Special Can - Africa Nouvelles

Les Requins mettent le Cap... "Vert" la 2ème phase!

Les vuvuzelas sont toujours là. L'enthousiasme qui a accompagné la Coupe du monde 2010 un peu moins. C'est devant un stade en partie vide que l'Afrique du Sud a concédé un match nul peu emballant face au Cap Vert (0-0) pour l'ouverture de sa Coupe d'Afrique.

altAu terme d'un match terne, aucune des deux équipes n'est parvenue à faire la différence, faute de déployer suffisamment de moyens dans le jeu. Les Requins bleus ont pris l'initiative en première période avant de subir au retour des vestiaires. Mais les Bafana Bafana ont affiché un niveau de jeu inquiétant pour la suite de la compétition.

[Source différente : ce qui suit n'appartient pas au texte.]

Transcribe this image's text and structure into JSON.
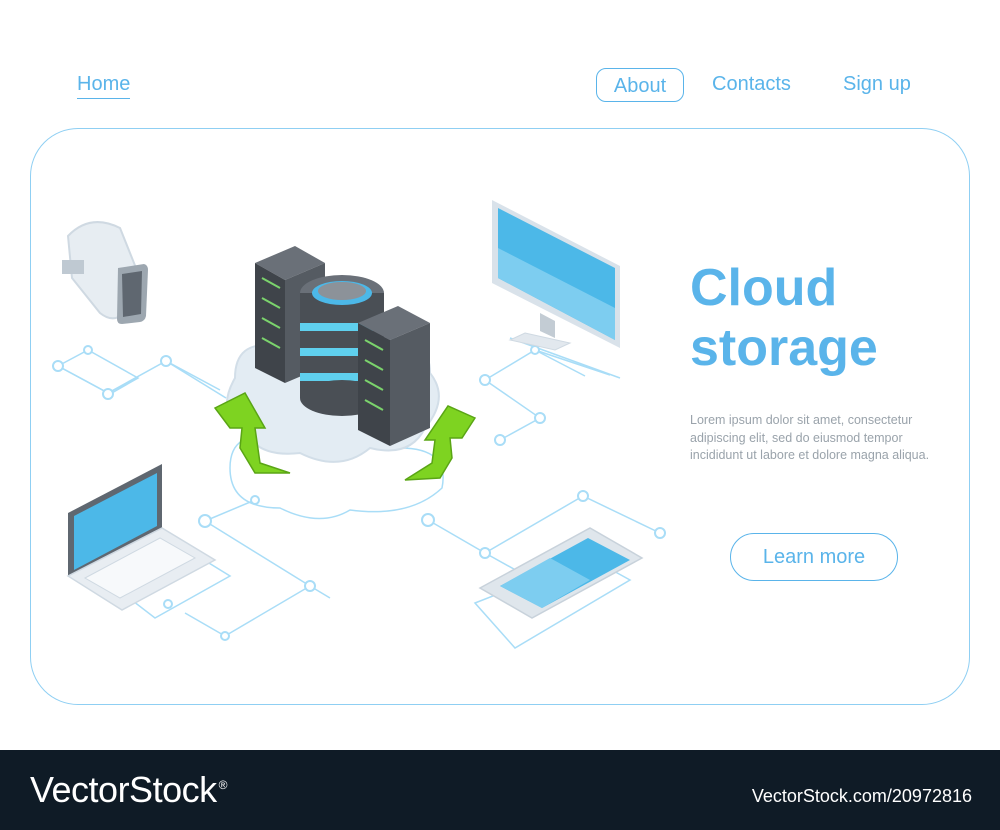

Sur un terrain gorgé d'eau, puisqu'il avait plu quasiment toute la journée sur Johannesburg, le match a regorgé d'imprécisions, notamment de coups francs mal exploités. Entre l'Afrique du Sud, grande puissance économique du continent avec ses 50 millions d'habitants, et le Cap-Vert et son demi-million d'habitants, ce n'était pas finalement tout à fait David contre Goliath. Plutôt un combat à somme nulle. Combatifs, les acteurs l'étaient, et les Bafana Bafana dominaient dans l'ensemble les débats. Mais pour quoi faire ?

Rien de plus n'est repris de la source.